Berlin is a survivor, a competent soldier who doesn't care much for soldiering, the man who escapes the daily horror by wandering after Cacciato to Paris. The epigram that starts the book--"Soldiers are dreamers," by Siegfried Sassoon--reminds us that they are, from Cacciato to Berlin, yes, even to Westmoreland, sitting in Saigon wanting to be another Grant, forgetting how Grant won battles: by throwing wave after wave of young men against the fire.
IT SEEMS FUNNY that Hemingway, who is certainly not the best American writer of this century, should have such an effect on so many young authors. Hemingway drones below the line on every page, and his themes, coarsely described as the West Point motto--Duty, Honor, Country--are also O'Brien's. But modified--if Hemingway is in some form or another the spiritual godfather of this book other influences also shine through. As Michael Herr said in his excellent book of reporting on the war, Dispatches, the crazy war in Vietnam and the equally crazy cultural revolution here both fed off the same circuit, to the point that the survivors of both of those twittering machines are almost indistinguishable from each other. "All Along the Watchtower" arcs above the prose as Hemingway does below, not Dylan's fearful version but Jimi Hendrix's scream. The prose itself is cool, boldly surreal for an American writer--magically realistic. That may be the only way an individual can capture and filter and finally understand the ultimate horror of Vietnam: stripping naked a burnt-out old man to search him for weapons, fishing the Lake Country for fish who don't live in shell craters. Even these vulgarities don't match the ones that flashed on our television screens every night for the better part of a decade--the Saigon police chief with his gun to the head of a suspect, Buddhist monks on fire in the streets of Hue, the little napalmed girl running in terror down a rural road. And so Paul Berlin, and one suspects O'Brien too, goes after Cacciato.

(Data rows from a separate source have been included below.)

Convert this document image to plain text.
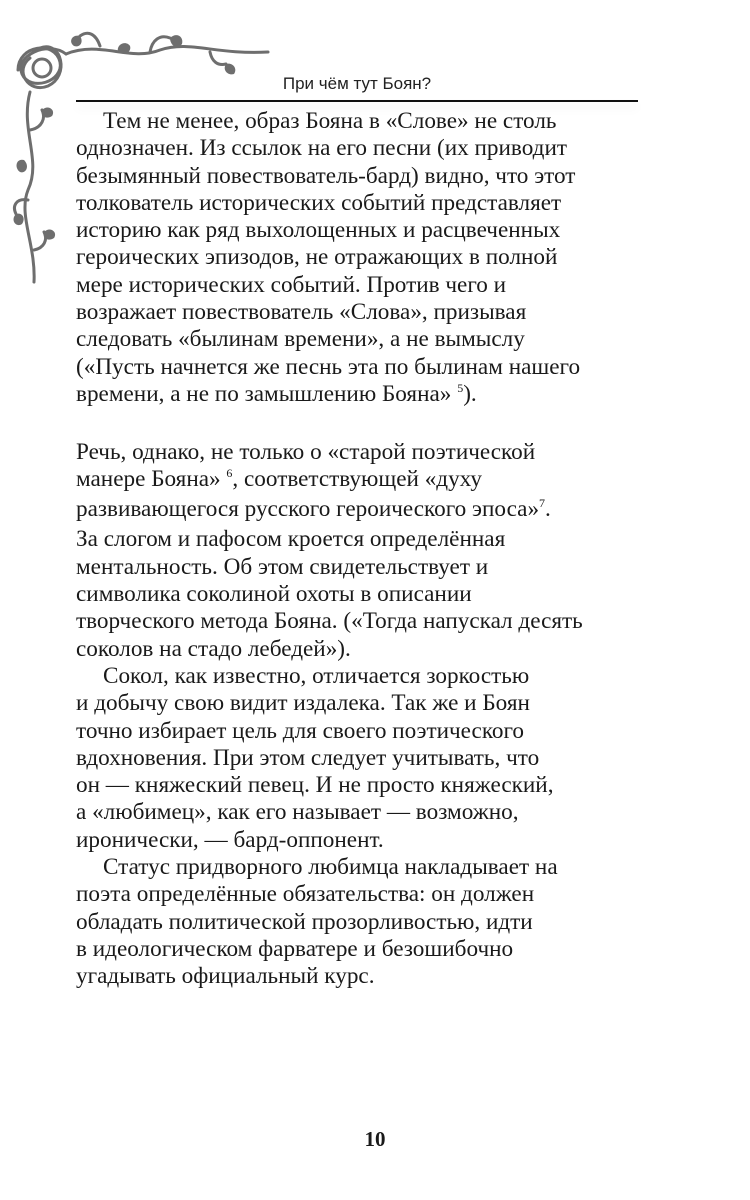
При чём тут Боян?

Тем не менее, образ Бояна в «Слове» не столь
однозначен. Из ссылок на его песни (их приводит
безымянный повествователь-бард) видно, что этот
толкователь исторических событий представляет
историю как ряд выхолощенных и расцвеченных
героических эпизодов, не отражающих в полной
мере исторических событий. Против чего и
возражает повествователь «Слова», призывая
следовать «былинам времени», а не вымыслу
(«Пусть начнется же песнь эта по былинам нашего
времени, а не по замышлению Бояна» $^5$).

Речь, однако, не только о «старой поэтической
манере Бояна» $^6$, соответствующей «духу
развивающегося русского героического эпоса»$^7$.
За слогом и пафосом кроется определённая
ментальность. Об этом свидетельствует и
символика соколиной охоты в описании
творческого метода Бояна. («Тогда напускал десять
соколов на стадо лебедей»).

Сокол, как известно, отличается зоркостью
и добычу свою видит издалека. Так же и Боян
точно избирает цель для своего поэтического
вдохновения. При этом следует учитывать, что
он — княжеский певец. И не просто княжеский,
а «любимец», как его называет — возможно,
иронически, — бард-оппонент.

Статус придворного любимца накладывает на
поэта определённые обязательства: он должен
обладать политической прозорливостью, идти
в идеологическом фарватере и безошибочно
угадывать официальный курс.

10
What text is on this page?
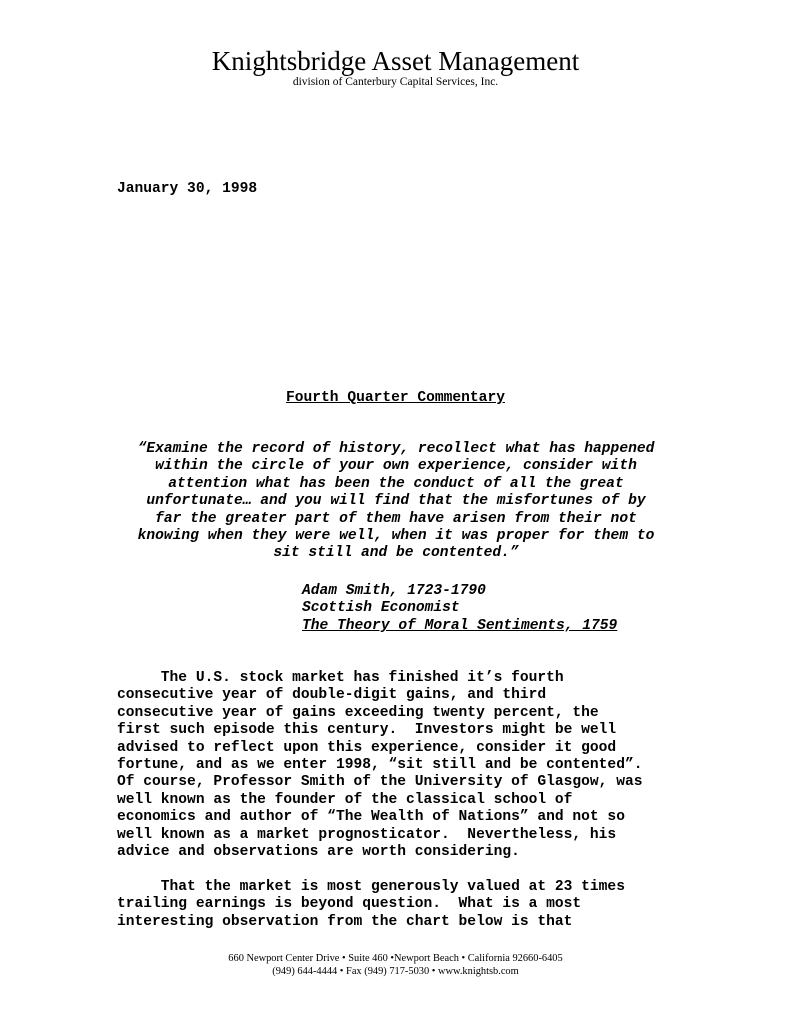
Knightsbridge Asset Management
division of Canterbury Capital Services, Inc.
January 30, 1998
Fourth Quarter Commentary
“Examine the record of history, recollect what has happened
within the circle of your own experience, consider with
attention what has been the conduct of all the great
unfortunate… and you will find that the misfortunes of by
far the greater part of them have arisen from their not
knowing when they were well, when it was proper for them to
sit still and be contented.”
Adam Smith, 1723-1790
Scottish Economist
The Theory of Moral Sentiments, 1759
The U.S. stock market has finished it’s fourth
consecutive year of double-digit gains, and third
consecutive year of gains exceeding twenty percent, the
first such episode this century.  Investors might be well
advised to reflect upon this experience, consider it good
fortune, and as we enter 1998, “sit still and be contented”.
Of course, Professor Smith of the University of Glasgow, was
well known as the founder of the classical school of
economics and author of “The Wealth of Nations” and not so
well known as a market prognosticator.  Nevertheless, his
advice and observations are worth considering.
That the market is most generously valued at 23 times
trailing earnings is beyond question.  What is a most
interesting observation from the chart below is that
660 Newport Center Drive • Suite 460 •Newport Beach • California 92660-6405
(949) 644-4444 • Fax (949) 717-5030 • www.knightsb.com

All along the trail there are glimpses of Cacciato, as he helps the squad out of trouble, until the final ending in Paris where the squad is left essentially where they started: without Cacciato, leaderless, without a sense of mission. The man who laughed has slipped away again, and Paul Berlin, left with his sense of obligation, climbs down from the observation tower to go back to the senseless war. Michael Herr relates in Dispatches the story of passing a blind man on a New York street with a friend who was a medic in Vietnam. Around the man's neck was a sign that read, "My Nights Are Darker Than Your Days." Herr and his friend looked at each other, almost guiltily; if you only knew, they thought. Going After Cacciato was six years in the writing; let us hope O'Brien writes again soon. He helps answer, for the men who did what they did, to the shrill facts of history.